Tüm bu örnekler, dijitalin profesyonel, kişisel ve sosyal olmak üzere hayatımızın her alanına nasıl dahil olduğunu gösteriyor. Ve bu sadece bir başlangıç. Bu sistemler daha sofistike, kullanımı daha kolay ve giderek daha fazla birbirine bağlı hale gelmeye devam edecek.
Siber güvenlik eksikliği toplumu riske atıyor
Bugün artık toplumumuzdaki ve ekonomimizdeki neredeyse her işlem, enerji, su sistemleri, ulaşım, nakliye, tarım, telekomünikasyon, sağlık, gıda, bankacılık ve finans, devlet, alışveriş, eğlence ve kamu ve özel sektördeki acil durum hizmetleri dahil olmak üzere bu dijital altyapılara bağlı.
Bir siber saldırı bu kritik altyapıları hedef aldığında, ulusal güvenliği, ekonomiyi, bireysel güvenlik ve mahremiyeti ve iş istikrarı ve sürekliliğini de önemli ölçüde ve ciddi şekilde etkileyebiliyor.
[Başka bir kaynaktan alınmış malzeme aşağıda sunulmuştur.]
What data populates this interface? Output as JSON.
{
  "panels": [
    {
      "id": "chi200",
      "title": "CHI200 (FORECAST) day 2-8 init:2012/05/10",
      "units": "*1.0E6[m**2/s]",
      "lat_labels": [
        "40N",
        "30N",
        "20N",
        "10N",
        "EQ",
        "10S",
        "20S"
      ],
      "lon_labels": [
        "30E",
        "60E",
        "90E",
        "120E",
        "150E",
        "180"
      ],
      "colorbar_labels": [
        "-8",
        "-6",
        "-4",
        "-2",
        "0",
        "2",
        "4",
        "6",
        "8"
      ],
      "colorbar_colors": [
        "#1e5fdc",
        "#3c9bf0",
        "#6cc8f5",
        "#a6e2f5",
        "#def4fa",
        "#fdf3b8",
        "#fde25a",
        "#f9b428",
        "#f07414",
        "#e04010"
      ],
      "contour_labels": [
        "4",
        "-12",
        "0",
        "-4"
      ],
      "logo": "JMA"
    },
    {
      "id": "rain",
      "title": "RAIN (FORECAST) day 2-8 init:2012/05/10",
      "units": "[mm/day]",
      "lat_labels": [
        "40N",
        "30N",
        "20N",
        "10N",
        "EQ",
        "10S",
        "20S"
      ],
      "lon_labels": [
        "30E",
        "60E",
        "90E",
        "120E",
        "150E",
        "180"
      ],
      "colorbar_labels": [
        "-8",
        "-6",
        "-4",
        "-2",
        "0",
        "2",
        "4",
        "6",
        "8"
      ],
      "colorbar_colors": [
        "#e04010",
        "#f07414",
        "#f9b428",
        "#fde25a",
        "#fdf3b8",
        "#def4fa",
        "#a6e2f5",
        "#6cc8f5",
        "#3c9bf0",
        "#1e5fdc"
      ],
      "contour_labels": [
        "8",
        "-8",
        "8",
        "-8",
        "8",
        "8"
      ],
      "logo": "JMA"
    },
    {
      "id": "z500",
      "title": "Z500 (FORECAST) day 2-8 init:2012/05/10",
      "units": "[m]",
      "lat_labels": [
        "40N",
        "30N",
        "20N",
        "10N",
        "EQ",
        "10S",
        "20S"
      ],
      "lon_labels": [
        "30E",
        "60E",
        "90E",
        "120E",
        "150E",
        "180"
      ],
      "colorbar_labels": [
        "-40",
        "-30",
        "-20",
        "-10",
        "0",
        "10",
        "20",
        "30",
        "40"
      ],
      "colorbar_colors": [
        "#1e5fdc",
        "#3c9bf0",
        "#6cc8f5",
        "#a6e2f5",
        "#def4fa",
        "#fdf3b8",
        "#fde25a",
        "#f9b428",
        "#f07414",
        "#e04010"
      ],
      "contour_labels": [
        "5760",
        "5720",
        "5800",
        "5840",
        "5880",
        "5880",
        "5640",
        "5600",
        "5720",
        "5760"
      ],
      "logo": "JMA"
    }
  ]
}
Dünya genelinde Colonial Pipeline fidye yazılımı saldırısı, enerji sağlayıcılarına yönelik casusluk ve SolarWinds saldırısı gibi son olaylar, bir siber saldırının sonuçlarının güvendiğimiz kritik altyapılar için ne kadar yıkıcı olabileceğinin sadece birkaç örneği.
Günümüzün dijital dünyasında siber güvenlik, ulusal güvenlik, dijital mahremiyetin korunması, bireylerin korunması, işletmelerin esnekliğinin sağlanması ve dijital güvenin sağlanması gibi toplumumuzun temel unsurlarının korunması ve sürdürülmesi için hayati önem taşıyor. Uygun yönetişim, araçlar ve süreçler kullanarak siber güvenlik konusunda iyi yönetişim uygulayanlar daha dayanıklı ve sürdürülebilir olacak.